The Prime Minister's official spokesman told a Westminster media briefing: "No announcement has been made from the company, so I think it would be wrong for me to pre-empt any announcement.

"What I would say is we do have a long track record of working with BAE Systems and its workers and we will continue to do so."

Unite is demanding an urgent meeting with BAE, calling on the company to "come clean" over its plans.

UNITElive #BAE update: End uncertainty call - Save jobs and commit to new fighter jets plea

-- Unite the union (@unitetheunion) October 9, 2017

The union warned that the UK's defence capability will be "significantly undermined" and vital manufacturing jobs lost for a generation because of the Government's "continued failure to plan".

Unite estimated that by 2020, 25% of the UK's defence spend will be benefiting American factories and companies such as Boeing and Lockheed Martin.

Assistant general secretary Steve Turner said: "The UK Government can end the uncertainty surrounding the future of thousands of British BAE defence jobs at a stroke by committing to building the next generation fighter jets here in the UK.

"If these job cuts materialise it will significantly undermine our nation's sovereign defence capability and leave us reliant on foreign powers and foreign companies for the successor to the Typhoon and the defence of the nation.

"Once these jobs are gone, they are gone for a generation and with them the skills and ability to control our own defence and manufacture the next generation of fighter jets and other defence equipment in the UK.

"The ripple effects down the supply chain and through our manufacturing communities would be immense too, hitting the workforces in other cutting-edge companies that are involved in the manufacture of one of the best fighter jets in the world, as well as depriving communities of decent well-paid jobs.

"At a time of Brexit, these are precisely the kind of jobs that the UK Government should be protecting.
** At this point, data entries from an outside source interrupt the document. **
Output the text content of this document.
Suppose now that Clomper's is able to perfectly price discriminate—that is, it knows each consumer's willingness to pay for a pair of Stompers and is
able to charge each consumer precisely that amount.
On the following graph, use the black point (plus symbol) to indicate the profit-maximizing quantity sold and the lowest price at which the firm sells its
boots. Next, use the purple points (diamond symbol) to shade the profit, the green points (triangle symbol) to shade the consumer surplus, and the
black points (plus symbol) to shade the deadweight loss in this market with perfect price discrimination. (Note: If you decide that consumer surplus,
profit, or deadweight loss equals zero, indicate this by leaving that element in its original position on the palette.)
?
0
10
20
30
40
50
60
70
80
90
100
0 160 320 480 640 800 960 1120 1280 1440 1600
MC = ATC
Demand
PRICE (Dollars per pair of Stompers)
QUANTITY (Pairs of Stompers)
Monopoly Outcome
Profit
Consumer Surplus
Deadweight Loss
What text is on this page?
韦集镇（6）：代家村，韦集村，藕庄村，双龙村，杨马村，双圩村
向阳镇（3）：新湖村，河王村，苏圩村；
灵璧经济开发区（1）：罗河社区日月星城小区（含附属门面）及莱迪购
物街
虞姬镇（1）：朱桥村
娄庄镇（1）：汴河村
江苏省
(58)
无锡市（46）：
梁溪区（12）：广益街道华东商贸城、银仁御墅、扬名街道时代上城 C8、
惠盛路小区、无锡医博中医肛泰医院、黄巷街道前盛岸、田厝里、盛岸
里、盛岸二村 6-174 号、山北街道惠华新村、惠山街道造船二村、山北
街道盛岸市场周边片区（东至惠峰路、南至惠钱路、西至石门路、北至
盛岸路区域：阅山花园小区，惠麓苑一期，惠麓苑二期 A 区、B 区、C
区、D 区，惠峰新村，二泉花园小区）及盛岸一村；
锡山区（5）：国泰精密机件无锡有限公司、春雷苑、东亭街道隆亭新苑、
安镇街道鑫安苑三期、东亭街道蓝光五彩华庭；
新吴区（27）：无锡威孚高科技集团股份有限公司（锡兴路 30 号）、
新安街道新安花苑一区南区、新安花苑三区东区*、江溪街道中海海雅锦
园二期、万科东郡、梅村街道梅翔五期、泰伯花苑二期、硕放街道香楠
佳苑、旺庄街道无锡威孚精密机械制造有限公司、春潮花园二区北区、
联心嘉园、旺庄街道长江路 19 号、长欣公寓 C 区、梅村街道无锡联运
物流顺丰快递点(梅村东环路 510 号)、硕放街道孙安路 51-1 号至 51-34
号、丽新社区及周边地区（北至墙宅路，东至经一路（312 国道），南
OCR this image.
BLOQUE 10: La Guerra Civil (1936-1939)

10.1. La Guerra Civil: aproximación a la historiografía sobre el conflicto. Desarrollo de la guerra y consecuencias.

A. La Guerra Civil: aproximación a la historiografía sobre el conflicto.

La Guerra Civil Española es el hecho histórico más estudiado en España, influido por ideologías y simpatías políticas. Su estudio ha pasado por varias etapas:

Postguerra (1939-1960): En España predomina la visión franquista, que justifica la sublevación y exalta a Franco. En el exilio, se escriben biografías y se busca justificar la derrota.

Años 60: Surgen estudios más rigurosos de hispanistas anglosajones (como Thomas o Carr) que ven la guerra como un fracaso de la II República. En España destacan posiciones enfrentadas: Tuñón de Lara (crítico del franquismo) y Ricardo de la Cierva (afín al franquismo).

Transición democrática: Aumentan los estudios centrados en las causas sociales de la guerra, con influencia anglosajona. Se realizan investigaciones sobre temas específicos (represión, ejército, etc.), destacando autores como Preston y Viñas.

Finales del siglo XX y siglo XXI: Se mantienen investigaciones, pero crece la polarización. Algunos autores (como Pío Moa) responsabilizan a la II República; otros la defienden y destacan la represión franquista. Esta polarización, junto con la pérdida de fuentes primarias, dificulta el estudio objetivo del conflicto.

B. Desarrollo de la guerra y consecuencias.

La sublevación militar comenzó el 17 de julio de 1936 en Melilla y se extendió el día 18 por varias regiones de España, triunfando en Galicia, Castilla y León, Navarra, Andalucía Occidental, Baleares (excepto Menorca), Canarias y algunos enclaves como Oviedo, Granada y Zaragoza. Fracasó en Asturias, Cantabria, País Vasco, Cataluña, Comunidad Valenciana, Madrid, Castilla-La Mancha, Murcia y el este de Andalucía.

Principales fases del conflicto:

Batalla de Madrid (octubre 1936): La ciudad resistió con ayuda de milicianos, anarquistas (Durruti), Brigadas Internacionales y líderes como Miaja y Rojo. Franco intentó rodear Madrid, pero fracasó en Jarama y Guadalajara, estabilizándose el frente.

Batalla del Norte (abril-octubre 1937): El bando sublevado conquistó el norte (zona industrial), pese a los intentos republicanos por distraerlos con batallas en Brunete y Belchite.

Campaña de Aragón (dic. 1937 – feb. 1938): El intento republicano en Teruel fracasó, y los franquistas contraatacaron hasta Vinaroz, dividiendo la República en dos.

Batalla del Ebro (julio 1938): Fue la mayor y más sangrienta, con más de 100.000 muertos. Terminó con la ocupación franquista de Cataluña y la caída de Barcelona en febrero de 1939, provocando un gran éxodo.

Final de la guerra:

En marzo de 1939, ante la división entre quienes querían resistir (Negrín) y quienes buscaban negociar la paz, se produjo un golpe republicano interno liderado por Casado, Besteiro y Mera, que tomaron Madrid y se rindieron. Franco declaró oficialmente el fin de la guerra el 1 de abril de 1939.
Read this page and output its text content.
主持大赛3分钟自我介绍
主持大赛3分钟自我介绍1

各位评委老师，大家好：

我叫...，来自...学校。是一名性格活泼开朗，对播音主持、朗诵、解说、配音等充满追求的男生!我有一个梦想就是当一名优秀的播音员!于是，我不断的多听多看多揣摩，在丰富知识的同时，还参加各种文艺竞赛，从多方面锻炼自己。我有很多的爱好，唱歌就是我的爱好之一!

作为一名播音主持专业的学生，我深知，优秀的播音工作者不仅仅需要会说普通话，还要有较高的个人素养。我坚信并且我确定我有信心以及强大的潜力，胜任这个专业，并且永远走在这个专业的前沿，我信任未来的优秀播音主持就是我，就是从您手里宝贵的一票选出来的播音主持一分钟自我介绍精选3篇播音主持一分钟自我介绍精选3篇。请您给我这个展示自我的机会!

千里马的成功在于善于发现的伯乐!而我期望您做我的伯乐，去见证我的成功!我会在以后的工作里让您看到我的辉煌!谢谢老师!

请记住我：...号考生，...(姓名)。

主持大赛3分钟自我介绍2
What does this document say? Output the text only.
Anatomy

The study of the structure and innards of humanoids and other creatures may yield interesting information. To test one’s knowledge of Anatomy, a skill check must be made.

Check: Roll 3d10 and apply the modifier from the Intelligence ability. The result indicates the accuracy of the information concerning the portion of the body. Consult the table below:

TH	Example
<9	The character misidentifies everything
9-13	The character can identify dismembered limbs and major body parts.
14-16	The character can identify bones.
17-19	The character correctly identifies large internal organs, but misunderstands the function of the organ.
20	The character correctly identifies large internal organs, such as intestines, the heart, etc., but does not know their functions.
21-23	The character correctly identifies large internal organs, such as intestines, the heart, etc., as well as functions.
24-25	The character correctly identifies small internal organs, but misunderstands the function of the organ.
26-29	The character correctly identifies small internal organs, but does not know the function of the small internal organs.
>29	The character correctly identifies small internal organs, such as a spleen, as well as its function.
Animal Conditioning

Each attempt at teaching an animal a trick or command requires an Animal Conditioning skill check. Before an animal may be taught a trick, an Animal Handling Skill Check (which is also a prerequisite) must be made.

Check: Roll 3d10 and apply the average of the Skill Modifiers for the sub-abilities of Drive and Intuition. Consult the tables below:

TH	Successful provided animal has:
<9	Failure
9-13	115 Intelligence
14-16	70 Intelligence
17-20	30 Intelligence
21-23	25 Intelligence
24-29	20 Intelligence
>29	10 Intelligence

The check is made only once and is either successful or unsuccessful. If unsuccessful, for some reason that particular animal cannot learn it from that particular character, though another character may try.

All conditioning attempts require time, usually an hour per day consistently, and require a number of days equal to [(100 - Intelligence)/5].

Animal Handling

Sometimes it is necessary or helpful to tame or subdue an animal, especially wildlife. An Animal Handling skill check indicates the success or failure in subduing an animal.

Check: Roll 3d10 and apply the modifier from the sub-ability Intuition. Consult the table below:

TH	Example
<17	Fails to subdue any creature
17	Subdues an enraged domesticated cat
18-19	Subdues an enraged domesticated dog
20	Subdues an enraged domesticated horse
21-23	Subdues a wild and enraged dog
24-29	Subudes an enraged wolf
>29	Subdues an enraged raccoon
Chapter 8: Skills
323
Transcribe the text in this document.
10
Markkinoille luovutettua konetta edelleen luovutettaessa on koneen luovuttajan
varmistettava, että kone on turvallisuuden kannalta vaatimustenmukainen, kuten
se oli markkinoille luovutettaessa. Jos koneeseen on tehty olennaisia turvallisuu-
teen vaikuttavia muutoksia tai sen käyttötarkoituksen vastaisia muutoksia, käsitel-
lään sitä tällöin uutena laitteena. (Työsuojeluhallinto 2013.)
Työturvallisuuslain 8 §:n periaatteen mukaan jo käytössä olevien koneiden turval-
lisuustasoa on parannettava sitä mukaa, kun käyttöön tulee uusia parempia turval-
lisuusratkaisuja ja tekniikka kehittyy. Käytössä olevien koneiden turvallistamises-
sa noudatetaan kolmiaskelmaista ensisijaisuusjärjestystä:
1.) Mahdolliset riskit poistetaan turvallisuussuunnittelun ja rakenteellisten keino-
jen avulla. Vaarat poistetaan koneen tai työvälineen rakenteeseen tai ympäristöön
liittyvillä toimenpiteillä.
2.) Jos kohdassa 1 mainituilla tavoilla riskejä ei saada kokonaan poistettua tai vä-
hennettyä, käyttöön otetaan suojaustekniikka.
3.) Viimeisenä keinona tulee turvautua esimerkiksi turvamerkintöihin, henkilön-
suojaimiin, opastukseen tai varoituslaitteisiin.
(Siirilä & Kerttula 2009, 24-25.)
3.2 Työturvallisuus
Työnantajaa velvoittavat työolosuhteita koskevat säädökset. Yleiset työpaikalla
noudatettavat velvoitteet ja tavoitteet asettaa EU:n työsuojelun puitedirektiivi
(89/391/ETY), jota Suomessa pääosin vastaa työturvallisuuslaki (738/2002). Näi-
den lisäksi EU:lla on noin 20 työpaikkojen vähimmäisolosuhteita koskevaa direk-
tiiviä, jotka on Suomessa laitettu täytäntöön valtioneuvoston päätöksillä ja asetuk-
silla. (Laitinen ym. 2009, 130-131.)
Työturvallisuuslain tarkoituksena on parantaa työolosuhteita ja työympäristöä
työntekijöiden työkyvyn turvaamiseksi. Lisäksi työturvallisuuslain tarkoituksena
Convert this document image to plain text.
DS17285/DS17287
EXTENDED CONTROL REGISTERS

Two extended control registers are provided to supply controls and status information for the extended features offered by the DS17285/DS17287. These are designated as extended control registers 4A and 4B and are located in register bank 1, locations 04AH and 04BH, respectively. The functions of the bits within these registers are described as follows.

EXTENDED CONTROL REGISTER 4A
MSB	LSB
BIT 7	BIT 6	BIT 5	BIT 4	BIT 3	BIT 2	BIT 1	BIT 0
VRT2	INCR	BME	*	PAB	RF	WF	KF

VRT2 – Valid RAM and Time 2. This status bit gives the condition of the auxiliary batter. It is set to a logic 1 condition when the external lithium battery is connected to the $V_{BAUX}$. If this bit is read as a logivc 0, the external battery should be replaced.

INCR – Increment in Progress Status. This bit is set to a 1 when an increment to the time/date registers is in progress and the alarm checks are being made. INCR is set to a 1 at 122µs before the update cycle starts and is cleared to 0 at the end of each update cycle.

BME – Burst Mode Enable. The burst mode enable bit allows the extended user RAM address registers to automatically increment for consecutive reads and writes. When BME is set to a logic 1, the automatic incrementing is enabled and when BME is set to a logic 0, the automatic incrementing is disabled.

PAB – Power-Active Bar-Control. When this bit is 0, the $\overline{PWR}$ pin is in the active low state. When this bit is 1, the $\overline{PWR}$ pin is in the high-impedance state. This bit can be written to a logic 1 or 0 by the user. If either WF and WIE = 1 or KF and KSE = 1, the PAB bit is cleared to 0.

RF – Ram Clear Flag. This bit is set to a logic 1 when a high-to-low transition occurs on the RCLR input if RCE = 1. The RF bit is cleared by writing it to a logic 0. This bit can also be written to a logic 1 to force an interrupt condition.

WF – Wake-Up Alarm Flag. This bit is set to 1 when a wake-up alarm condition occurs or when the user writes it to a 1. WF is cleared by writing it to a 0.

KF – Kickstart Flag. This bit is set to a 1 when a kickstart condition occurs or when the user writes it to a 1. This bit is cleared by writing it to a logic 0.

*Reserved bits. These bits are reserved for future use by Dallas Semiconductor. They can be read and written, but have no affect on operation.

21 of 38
Rather than shipping our defence spend overseas to factories in America and cutting defence, ministers should be investing in jobs, skills and communities by buying British."

Nigel Evans, Conservative MP for the Ribble Valley, urged BAE to undertake a full consultation with staff across the two plants.

"This decision is of massive detriment not only to my own constituency, but to Lancashire as a whole.

"I urge BAE systems to put emphasis on voluntary redundancy and offer transitional assistance to ensure redundant staff find new employment."